The cookie policy is a stupid value-signalling stunt with only negative real-life effects. The correct way of handling the problem would have been through request headers and browser settings, or simply, use the existing option of either allowing or disallowing cookies, and put this option on a per-site basis and a bit more into the users face..
Almost. It hardly worked as intended, but at least it increased awareness.
The fact that some sites tried to comply and actually provided a full list of all sites that they sell your private data to is somewhat a win. It got to a lot of wider public that realized "they sell it to 97 companies?!".
I personally think local governments or EU wide institutions should have a registry of companies and their sites with ratings, so we could integrate that directly in our browsers, company registries, phone dialer apps. iFixIt style.
- Clarity of EULA: 1/10, impossible to understand without lawyer's interpretation.
- Length of EULA: 1/10, pops up every week with no diff or summary of changes
- Legality: 4/10, historical track record of rules that are not compliant with local laws of xxx
- History: 1/10, no way to track what were the previous versions of the document or when they changed
- ...
EDIT:
to give some context and prove it's possible to provide metrics to legal documents, in Poland we have a formal "Registry of Forbidden Clauses" with references to lost court cases:
Request headers aren't going to do anything. Browser settings, maybe. If browsers were not owned by advertising companies, they'd just disallow this tracking and that would be the end of it.

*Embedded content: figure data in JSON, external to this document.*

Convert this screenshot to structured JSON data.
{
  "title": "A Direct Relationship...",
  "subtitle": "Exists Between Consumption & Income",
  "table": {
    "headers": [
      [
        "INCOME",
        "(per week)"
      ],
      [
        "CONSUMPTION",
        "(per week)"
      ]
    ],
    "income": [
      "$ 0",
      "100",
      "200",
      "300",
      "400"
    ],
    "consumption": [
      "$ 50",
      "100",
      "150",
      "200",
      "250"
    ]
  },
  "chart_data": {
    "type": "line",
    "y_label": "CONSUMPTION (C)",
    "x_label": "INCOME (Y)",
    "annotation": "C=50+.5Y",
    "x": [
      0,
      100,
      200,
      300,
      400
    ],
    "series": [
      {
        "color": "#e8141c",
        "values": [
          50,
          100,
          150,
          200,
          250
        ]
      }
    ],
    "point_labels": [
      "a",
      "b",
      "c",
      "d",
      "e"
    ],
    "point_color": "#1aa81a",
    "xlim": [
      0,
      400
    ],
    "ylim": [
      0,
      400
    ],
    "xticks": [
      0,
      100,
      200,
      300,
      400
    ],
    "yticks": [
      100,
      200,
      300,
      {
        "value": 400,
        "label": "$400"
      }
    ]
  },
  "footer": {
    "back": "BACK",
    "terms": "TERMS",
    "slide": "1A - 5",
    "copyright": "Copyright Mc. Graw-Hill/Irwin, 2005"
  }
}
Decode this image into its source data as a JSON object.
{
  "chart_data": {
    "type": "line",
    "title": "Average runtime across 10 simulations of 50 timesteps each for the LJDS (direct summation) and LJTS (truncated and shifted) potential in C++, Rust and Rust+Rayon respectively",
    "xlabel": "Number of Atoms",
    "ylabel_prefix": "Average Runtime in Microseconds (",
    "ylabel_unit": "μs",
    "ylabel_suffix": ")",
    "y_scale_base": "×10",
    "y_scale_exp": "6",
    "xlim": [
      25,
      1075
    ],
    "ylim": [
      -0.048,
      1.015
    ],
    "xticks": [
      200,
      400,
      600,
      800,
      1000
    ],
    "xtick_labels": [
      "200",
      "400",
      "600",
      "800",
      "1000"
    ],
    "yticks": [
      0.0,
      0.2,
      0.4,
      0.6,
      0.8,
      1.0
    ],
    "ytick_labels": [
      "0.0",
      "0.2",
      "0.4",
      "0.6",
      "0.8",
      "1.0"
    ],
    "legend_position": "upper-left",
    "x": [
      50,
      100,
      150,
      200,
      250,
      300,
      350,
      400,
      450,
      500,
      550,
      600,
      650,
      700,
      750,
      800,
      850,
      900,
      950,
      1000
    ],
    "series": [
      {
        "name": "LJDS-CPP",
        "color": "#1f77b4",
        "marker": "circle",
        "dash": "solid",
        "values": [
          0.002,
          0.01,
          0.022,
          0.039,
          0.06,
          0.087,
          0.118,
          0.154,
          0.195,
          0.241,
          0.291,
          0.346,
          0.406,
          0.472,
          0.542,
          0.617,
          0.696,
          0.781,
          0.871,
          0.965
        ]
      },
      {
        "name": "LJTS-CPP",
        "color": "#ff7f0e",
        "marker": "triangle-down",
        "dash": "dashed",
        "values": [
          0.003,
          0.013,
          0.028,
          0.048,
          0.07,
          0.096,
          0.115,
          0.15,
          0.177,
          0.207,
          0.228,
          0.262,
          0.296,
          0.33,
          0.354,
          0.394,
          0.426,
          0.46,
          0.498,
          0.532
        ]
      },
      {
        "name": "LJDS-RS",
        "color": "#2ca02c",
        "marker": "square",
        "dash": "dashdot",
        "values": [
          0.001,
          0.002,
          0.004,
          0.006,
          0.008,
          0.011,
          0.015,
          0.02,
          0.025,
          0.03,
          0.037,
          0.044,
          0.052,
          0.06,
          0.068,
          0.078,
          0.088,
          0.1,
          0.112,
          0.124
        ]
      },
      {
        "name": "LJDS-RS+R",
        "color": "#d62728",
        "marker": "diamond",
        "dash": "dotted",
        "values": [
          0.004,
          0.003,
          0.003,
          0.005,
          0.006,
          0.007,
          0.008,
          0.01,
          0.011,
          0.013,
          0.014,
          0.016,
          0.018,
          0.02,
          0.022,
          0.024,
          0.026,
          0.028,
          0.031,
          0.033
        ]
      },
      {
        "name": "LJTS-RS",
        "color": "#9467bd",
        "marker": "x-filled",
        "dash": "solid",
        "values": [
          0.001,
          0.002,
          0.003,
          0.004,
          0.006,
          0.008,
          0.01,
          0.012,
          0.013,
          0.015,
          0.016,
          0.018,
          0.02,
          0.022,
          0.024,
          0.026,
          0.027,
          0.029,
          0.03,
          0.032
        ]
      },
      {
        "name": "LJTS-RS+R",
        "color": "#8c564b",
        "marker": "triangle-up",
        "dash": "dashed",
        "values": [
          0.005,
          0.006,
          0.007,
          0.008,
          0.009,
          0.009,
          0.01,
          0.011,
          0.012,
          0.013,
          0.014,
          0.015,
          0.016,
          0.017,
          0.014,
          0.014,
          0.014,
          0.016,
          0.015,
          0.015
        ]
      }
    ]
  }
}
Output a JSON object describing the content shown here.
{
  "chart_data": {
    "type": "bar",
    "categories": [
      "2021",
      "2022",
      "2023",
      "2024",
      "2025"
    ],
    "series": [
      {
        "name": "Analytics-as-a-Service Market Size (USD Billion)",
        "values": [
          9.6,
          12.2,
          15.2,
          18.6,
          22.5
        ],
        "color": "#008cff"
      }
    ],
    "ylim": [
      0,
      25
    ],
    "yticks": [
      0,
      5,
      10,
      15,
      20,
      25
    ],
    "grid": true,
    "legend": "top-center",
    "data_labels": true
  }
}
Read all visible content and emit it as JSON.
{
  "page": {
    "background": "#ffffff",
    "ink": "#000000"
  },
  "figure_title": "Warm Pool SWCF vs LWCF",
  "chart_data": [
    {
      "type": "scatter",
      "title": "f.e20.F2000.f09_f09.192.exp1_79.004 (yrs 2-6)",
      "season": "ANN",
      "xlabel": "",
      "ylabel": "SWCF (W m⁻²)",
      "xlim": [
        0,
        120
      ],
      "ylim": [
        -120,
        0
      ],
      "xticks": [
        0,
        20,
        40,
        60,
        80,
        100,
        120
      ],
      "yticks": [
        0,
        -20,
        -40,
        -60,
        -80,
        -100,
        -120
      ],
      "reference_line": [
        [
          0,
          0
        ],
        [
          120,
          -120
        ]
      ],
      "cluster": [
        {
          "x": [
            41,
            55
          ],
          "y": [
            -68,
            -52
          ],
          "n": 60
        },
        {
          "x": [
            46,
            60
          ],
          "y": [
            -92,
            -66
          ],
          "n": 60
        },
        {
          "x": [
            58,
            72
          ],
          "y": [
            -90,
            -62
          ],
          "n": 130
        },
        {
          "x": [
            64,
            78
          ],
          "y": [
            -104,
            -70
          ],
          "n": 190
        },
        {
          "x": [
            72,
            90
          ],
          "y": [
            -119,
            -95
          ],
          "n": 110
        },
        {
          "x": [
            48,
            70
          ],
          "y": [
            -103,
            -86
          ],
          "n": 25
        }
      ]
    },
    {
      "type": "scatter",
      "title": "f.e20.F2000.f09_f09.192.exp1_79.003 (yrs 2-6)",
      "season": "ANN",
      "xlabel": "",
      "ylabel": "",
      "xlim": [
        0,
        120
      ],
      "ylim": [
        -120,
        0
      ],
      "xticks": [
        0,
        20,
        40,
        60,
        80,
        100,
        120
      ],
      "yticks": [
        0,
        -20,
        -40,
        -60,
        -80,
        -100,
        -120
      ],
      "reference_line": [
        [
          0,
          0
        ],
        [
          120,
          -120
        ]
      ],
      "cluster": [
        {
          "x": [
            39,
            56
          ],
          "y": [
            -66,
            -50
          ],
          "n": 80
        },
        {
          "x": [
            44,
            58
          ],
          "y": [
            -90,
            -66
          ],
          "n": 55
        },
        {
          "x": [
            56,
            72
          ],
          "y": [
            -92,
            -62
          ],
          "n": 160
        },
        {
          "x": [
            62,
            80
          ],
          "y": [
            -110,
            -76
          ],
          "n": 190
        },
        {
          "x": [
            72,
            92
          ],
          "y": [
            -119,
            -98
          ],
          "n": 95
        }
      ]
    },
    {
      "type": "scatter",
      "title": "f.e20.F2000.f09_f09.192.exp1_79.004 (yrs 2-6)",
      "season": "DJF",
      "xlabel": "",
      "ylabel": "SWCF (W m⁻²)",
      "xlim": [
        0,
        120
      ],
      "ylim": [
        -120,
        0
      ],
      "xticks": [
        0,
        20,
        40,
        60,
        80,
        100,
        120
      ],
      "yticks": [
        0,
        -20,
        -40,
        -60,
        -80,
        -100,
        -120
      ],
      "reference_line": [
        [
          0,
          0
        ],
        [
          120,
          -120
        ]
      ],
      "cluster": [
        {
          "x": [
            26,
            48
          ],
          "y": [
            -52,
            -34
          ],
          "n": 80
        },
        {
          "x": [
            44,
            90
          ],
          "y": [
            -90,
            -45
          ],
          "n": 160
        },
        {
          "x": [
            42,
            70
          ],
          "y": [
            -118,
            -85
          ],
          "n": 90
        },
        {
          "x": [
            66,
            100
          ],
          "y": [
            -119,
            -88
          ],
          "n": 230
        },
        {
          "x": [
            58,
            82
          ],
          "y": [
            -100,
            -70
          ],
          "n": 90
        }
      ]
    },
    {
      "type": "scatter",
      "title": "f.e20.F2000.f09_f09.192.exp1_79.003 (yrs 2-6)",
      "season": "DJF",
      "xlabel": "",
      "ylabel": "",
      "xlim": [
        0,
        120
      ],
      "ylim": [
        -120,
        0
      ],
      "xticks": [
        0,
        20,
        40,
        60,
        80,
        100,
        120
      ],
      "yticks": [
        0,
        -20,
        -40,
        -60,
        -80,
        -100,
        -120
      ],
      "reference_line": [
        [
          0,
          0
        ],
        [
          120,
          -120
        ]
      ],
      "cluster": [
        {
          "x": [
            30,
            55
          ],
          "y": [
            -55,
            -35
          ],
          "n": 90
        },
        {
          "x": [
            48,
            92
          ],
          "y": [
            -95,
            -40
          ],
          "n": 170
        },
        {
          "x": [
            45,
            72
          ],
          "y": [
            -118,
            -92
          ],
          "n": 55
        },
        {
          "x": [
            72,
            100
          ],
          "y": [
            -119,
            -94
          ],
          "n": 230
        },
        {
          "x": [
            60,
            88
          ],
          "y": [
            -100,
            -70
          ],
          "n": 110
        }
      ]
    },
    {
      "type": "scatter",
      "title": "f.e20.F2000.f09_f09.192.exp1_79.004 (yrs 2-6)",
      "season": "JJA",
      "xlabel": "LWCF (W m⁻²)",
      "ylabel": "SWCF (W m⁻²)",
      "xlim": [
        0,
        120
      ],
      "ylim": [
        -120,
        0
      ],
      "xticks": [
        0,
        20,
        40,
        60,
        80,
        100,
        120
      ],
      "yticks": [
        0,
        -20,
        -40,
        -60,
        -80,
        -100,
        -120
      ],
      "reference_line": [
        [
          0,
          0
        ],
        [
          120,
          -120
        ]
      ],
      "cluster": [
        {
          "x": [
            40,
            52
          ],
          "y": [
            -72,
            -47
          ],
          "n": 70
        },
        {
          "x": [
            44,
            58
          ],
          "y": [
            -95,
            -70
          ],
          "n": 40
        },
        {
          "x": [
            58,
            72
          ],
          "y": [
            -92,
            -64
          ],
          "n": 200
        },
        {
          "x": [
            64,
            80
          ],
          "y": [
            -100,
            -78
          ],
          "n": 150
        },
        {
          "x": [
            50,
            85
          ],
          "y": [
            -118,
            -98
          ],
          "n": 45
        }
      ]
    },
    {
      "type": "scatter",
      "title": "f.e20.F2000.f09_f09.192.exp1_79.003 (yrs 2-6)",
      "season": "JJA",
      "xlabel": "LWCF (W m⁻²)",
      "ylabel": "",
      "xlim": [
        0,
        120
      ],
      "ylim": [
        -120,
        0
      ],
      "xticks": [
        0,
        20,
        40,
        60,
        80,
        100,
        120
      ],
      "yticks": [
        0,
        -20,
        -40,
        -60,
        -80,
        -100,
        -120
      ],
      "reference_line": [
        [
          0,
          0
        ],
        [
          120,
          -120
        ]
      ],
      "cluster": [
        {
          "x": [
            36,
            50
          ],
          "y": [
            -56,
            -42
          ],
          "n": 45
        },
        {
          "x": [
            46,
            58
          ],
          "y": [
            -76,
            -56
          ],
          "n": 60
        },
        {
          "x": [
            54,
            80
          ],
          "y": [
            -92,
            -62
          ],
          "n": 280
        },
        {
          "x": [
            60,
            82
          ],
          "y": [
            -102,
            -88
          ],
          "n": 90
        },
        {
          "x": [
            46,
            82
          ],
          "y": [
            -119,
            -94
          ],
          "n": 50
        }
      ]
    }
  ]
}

This also solves nothing. It's up to the ethics of the company how they chose to group "none" "essential" and "all" and what kind of server-side tracking they do anyway.. It's no harder to do the wrong thing with the current system, but at least the headers would be invisible to the user.
Alternatively: Only allow the website to set cookies if it presents headers with the different options, in a standardized way so the user can chose to pre-set a preference and not be bothered with the cookie nag modal.
Besides cookies, there are tracking methods based on fingerprinting, IP and so on. None of them are permitted without explicit consent. This means that a site may not load resources from a third-party server without consent, since the request itself reveals enough information for fingerprinting and tracking.
Tracking is plainly not permitted without consent.
> Tracking is plainly not permitted without consent.
According to some poorly thought out law in certain territories, sure.
In practice, however, there is no technical mechanism by which users, or anyone else for that matter, can detect whether they're being tracked or consent to it. There are browser extensions conscious users can install to block certain browser features, but these are not infallible, and they're constantly playing a cat and mouse game with trackers.
The cookie policy only applies for cookies, not for general tracking. And even with it, companies loophole their way by claiming "legitimate interest". Many popular websites show cookie consent forms with upwards of a thousand of these companies, and deliberately use dark patterns to make it impossible to deny all of them. It's absolute insanity.
But in general, cookies are a red herring. They're used as sacrificial offering aimed at governments and the public to show that a company really cares about user privacy by not using them. When in reality they've been relying on far more sophisticated tracking methods for many years which are technically impossible for the public to even comprehend.
And let's not forget about the shady data broker market, where our data is perpetually transacted against our will or knowledge, let alone benefit.
We need far more technical experts in governments to pass strict regulation against this nonsense, in a way that it actually benefits the public. But I'm not holding my breath that this will ever happen, considering the corporatocracy we're living in.
If by "cookie policy" you mean GDPR, then it absolutely applies to general tracking, not just cookies. The actual technical means used for tracking has absolutely no bearing on legality.
Such data protection law means I can trust my bank will not track me and provide my personal data (all the booze and fags I've spent money on) to my insurance company, and my insurance company cannot accept such data gathered 'unfairly'.
The only people who object to such data protection laws are scummy tech companies who haven't yet understood unnecessary personal data is now a liability, not an asset.
The GDPR states I must give a specific opt-in approval to provide my personal data and allow it to be passed on.
You can use as many cookies as you like, but if you want to track me personally (advertisers take a bow) then you need my specific consent to do so. And so you should.
I'm amazed I have to keep explaining this to American web designers who should know better. This has been law in the UK and EU for quite some time now and is a prerequisite to doing business here.
When I'm on my phone and a website shows the ads popup, I open it in Brave, which just blocks everything. That's the current implementation of "do not track" settings.
GDPR compliance can be implement many ways, starting with not collecting data in the first place. Even if data is collected and sold it is still both possible and arguably even easier to implement GDPR compliance without cookie pop ups.
However, we have codecamp graduates gluing left-pad modules together until something works instead of engineers building websites and it shows.
The request from management to engineering was "make us gdpr compatible, show that cookie banner we see on other sites or some shit", implementation details were designed by IT.